Construcción de una casa para enfermos terminales de SIDA "Da ti nGuia" La casa de la Alegría

Casa para Enfermos Terminales

 

Carta de agradecimiento de Juan José Aguirre a todos los que colaboraron para sacar adelante este proyecto:

 

      Queridos amigos, queridos hermanos y familiares, queridos compañeros de camino, que me habéis apoyado siempre, a todos y cada uno de vosotros un caluroso abrazo desde esta África ardiente y vario pinta, rica y pobre a la vez Aunque alguno de vosotros no me conozcan, gracias por estar ahí, por abríos a la solidaridad, por hacer vuestras mis dificultades, por no quedaos quietos mirando vuestro propio ombligo...

      Sé que estáis reunidos también este año para sacar adelante el proyecto de la casa de acogida para enfermos terminales de SIDA. ¡Aquí son multitud!

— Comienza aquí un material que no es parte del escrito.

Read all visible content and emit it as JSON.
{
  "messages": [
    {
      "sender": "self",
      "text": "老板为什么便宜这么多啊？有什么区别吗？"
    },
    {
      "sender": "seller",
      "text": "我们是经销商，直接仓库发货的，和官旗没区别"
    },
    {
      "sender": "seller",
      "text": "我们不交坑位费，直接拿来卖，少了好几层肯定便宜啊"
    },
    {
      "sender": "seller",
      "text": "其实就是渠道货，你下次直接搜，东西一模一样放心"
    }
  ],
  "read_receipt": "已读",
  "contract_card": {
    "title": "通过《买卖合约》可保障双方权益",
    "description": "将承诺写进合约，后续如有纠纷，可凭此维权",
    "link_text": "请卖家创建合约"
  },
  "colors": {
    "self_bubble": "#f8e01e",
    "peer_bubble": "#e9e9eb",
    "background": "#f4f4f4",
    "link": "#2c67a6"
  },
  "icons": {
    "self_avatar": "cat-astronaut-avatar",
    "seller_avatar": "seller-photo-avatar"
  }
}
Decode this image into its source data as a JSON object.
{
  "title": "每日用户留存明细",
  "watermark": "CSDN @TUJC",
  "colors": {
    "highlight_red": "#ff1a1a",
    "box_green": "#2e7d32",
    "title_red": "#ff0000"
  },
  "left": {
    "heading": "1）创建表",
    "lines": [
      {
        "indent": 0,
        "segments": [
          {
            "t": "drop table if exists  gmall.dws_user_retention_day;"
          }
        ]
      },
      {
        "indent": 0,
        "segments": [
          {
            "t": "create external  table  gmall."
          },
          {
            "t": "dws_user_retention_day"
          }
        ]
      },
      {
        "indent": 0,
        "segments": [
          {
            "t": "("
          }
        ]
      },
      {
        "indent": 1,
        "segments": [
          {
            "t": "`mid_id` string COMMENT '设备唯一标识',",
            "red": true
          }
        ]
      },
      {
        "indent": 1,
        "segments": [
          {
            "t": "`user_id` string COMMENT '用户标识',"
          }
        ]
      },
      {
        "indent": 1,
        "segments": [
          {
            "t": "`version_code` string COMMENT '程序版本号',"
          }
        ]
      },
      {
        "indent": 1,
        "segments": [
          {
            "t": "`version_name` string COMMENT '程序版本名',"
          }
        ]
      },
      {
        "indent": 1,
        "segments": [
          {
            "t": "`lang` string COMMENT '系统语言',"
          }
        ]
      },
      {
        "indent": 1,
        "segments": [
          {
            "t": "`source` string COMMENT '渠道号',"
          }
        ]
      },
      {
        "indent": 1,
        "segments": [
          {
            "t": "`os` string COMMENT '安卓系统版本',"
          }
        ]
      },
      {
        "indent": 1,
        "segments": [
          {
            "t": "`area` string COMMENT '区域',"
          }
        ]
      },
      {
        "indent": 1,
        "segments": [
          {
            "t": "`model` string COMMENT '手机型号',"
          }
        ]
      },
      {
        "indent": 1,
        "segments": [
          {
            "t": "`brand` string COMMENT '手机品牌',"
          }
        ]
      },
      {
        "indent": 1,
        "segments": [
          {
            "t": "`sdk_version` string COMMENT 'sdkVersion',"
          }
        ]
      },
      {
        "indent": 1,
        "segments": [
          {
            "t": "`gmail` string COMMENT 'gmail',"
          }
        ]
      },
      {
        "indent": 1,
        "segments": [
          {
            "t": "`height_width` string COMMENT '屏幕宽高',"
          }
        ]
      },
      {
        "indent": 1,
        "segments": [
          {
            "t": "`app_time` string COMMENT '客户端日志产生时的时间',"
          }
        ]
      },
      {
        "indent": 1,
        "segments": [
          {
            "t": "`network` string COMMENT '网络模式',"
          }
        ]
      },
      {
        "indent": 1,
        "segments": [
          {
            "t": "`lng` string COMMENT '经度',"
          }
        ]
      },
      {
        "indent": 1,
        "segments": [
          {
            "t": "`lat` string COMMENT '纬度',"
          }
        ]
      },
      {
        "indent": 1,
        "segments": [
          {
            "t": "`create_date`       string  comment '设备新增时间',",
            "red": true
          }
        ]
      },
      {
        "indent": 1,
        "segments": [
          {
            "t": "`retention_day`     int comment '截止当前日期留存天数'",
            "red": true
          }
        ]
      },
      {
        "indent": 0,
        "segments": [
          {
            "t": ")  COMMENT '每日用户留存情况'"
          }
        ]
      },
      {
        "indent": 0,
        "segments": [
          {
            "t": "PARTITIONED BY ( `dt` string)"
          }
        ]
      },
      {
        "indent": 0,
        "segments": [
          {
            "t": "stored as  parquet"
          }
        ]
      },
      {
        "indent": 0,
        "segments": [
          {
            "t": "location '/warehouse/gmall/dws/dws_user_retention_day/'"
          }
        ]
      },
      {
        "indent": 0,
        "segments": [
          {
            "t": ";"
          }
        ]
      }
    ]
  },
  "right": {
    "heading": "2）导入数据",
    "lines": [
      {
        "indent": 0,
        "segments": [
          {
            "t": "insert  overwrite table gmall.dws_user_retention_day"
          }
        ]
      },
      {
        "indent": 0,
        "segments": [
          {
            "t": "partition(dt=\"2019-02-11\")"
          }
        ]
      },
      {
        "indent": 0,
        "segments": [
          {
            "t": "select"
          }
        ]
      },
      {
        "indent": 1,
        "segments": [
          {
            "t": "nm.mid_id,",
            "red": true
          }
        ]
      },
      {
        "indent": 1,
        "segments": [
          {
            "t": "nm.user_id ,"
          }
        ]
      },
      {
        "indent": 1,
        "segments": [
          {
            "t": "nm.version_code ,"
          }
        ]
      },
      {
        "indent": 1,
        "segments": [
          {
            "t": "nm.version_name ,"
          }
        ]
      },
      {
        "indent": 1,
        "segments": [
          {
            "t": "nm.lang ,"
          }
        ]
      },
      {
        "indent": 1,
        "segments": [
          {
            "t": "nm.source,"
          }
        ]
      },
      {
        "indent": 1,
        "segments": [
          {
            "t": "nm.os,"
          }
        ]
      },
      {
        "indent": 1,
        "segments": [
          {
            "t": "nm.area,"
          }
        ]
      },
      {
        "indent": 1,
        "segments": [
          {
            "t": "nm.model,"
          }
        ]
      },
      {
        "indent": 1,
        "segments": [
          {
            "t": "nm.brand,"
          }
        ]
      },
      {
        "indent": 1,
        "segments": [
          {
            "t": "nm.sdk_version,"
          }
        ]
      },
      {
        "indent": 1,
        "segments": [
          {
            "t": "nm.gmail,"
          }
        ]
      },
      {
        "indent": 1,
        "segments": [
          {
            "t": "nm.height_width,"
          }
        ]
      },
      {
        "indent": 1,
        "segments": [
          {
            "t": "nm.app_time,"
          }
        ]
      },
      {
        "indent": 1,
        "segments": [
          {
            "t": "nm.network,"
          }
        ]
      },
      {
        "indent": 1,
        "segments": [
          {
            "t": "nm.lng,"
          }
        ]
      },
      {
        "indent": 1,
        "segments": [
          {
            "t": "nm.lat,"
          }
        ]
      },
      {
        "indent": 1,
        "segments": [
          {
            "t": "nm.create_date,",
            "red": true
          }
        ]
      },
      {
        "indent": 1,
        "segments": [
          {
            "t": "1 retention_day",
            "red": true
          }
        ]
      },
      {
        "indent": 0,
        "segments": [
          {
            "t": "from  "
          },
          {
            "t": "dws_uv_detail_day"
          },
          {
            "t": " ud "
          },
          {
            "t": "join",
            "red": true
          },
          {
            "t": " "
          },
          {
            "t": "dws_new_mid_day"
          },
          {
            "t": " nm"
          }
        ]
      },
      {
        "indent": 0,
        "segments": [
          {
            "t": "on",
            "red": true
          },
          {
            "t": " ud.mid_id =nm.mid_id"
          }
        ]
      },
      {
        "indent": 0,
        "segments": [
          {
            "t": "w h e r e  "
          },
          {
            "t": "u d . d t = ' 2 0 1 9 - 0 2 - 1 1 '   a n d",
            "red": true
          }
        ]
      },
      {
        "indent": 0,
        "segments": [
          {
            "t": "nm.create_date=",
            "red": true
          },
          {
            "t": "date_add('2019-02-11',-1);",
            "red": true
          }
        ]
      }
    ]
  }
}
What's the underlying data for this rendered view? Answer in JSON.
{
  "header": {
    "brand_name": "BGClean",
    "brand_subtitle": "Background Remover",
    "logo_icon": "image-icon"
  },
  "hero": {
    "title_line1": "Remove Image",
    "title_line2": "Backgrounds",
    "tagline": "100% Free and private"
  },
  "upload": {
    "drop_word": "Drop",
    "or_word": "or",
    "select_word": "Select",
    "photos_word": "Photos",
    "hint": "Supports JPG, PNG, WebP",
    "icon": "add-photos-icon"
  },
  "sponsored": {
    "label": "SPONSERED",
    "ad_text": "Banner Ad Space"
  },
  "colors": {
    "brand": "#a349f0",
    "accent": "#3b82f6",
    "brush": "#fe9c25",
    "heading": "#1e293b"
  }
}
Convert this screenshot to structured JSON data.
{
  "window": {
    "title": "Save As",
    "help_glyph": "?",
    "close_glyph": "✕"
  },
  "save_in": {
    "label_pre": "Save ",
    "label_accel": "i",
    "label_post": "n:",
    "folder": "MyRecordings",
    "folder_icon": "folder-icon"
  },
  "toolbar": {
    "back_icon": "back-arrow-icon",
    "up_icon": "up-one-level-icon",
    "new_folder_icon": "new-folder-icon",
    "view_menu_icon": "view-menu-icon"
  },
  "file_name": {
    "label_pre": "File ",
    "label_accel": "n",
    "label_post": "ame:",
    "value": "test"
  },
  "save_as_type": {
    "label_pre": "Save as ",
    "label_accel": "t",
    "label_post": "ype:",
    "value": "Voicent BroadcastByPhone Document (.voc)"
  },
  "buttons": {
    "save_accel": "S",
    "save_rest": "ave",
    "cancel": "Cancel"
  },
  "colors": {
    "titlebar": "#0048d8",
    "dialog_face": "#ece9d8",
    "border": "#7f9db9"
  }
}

Los encuentro cada día en fase terminal, la boca y el paladar blanquecinos a causa de las famosas Cándidas, viendo como se apagan con dolores por todo el cuerpo, sin terapia ni cuidados ninguno. Todo lo contrario, una vez la espada de Damocles caída sobre sus cabezas, las familias tiran la toalla, se desaniman y esperan que mueran lo más pronto posible. ¡Menos gastos! En una sociedad pobre como la nuestra, sin seguridad social ni ayuda de ningún tipo, morirse dura poco, y es un alivio para todos. Muchas mamás vienen con sus niños, también ellos son seropositivos. La ruleta de la fortuna ha querido que nacieran aquí, de unas madres contaminadas. Aunque algunos se positivizan solo a los 6-7 meses, otros se quedan enseguida sin sus soldados más aguerridos, los linfocitos T, que los defiendan de una bronquitis o una pulmonía. La hermana Daniela, la responsable de la leprosería, me decía esta mañana que en toda Centroáfrica no hay un solo bote de "rinfampicina", el antibiótico especifico para luchar contra la tuberculosis. Tuberculosis y SIDA son como hermanas, infames hermanas aderezadas para matar. Las familias intentan cuidar a estos enfermos terminales, verdaderos Cristos crucificados de esta pandemia inmesericorde. Pero luego se cansan y los dejan apagarse a cámara lenta, como en una pesadilla infame, sin medicación ni cuidados específicos alguno. La vida se les va lentamente junto con sus líquidos corporales hasta que se quedan en los huesos. Una manera indigna de morir.

      En la diócesis hemos preparado un proyecto que pueda llegar a todos los rincones de la selva. Empezaremos por la sensibilización masiva a través de grupos preparados, luego pasaremos a la fase de los análisis, encuentros con los seropositivos y tratamiento específico en la medida de lo posible. Contemporáneamente, queremos construir una casa de acogida para que los enfermos terminales de Bangassou vengan a morir con dignidad, con comida y cariño y porqué no, recuperar a algunos. Empezaremos utilizando una estructura ya construida en una esquina de lo que hoy es la leprosería de Bangondé. Luego, construiremos un centro apropiado. Un ingeniero de Florencia (Italia) se ha ofrecido para hacer el proyecto y para venir a realizarlo con un grupo italiano. Los fondos que recogeréis hoy serán para este centro que se podrá llamar "Da ti nguía" (la casa de la alegría)... Luego buscaremos ayudas para llenarlo de camas y ventanas, de mosquiteros y de botellas de suero, de termómetros y antibióticos caros... Dios dirá, ya que es Él quien nos muestra el camino. Nosotros somos como lápices en sus manos con los que Él sólo escribe una página de amor a la humanidad...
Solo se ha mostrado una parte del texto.